LEGAL BASIS: (Grande v. CA, 115 521 (1962); Jagualing v. CA, 194 SCRA 607 (1991).

Chattel Mortgage; Immovables (2003)

X constructed a house on a lot which he was leasing from Y. Later, X executed a chattel mortgage over said house in favor of Z as security for a loan obtained from the latter. Still later, X acquired ownership of the land where his house was constructed, after which he mortgaged both house and land in favor of a bank, which mortgage was annotated on the Torrens Certificate of Title. When X failed to pay his loan to the bank, the latter, being the highest bidder at the foreclosure sale, foreclosed the mortgage and acquired Xs house and lot. Learning of the proceedings conducted by the bank, Z is now demanding that the bank reconvey to him Xs house or pay Xs loan to him plus interests. Is Zs demand against the bank valid and sustainable? Why? 5%

SUGGESTED ANSWERS:

(a) No, Zs demand is not valid. A building is immovable or real property whether it is erected by the owner of the land, by a usufructuary, or by a lessee. It may be treated as a movable by the parties to chattel mortgage but such is binding only between them and not on third parties. In this case, since the bank is not a party to the chattel mortgage, it is not bound by it, as far as the Bank is concerned, the chattel mortgage, does not exist. Moreover, the chattel mortgage does not exist. Moreover, the chattel mortgage is void because it was not registered. Assuming that it is valid, it does not bind the Bank because it was not annotated on the title of the land mortgaged to the bank. Z cannot demand that the Bank pay him the loan Z extended to X, because the Bank was not privy to such loan transaction.

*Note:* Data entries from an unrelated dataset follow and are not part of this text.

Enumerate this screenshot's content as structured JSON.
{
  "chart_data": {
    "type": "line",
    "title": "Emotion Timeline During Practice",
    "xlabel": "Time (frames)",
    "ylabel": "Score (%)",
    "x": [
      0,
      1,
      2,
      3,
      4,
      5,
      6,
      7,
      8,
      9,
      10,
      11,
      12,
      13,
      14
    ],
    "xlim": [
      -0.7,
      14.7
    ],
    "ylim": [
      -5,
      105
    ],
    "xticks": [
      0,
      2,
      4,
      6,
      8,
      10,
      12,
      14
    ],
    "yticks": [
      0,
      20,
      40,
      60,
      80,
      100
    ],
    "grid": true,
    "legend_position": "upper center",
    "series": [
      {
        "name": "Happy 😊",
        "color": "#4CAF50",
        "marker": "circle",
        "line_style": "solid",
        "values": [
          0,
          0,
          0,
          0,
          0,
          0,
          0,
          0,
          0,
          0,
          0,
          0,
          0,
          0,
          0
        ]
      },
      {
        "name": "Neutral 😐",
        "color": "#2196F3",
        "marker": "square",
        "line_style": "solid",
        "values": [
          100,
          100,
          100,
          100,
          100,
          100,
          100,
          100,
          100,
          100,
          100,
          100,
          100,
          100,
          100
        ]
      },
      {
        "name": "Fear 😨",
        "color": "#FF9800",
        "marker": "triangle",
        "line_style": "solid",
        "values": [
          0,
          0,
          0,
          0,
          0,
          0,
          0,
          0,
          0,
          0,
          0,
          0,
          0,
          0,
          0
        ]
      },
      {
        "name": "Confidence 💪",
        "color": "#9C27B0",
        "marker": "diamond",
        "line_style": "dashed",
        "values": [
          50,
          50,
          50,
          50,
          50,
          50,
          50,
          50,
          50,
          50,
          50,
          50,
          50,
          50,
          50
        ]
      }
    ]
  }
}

LEGAL BASIS: (Evangelista v. Alto Surety Col, inc. 103 Phil. 401 [1958])

(b) No, Zs demand against the bank is not valid. His demand that the bank reconvey to him Xs house presupposes that he has a real right over the house. All that Z has is a personal right against X for damages for breach of the contract of loan. The treatment of a house, even if built on rented land, as movable property is void insofar as third persons, such as the bank, are concerned. On the other hand, the Bank already had a real right over the house and lot when the mortgage was annotated at the back of the Torrens title. The bank later became the owner in the foreclosure sale. Z cannot ask the bank to pay for Xs loan plus interest. There is no privity of contract between Z and the bank.

(c) The answer hinges on whether or not the bank is an innocent mortgagee in good faith or a mortgagee in bad faith. In the former case, Zs demand is not valid. In the latter case, Zs demand against the bank is valid and sustainable.

Under the Torrens system of land registration, every person dealing with registered land may rely on the correctness of the certificate of title and the law will not in any way oblige to him to look behind or beyond the certificate in order to determine the condition of the title. He is not bound by anything not annotated or reflected in the certificate. If he proceeds to buy the land or accept it as a collateral relying on the certificate, he is considered a buyer or a mortgagee in good faith. On this ground, the Bank acquires a clean title to the land and the house.

However, a bank is not an ordinary mortgagee. Unlike private individuals, a bank is expected to exercise greater care and prudence in its dealings. The ascertainment of the condition of a property offered as collateral for a loan must be a standard and indispensable part of its operation. The bank should have conducted further inquiry regarding the house standing on the land considering that it was already standing there before X acquired the title to the land. The bank cannot be considered as a mortgagee in good faith. On this ground, Zs demand against the Bank is valid and sustainable.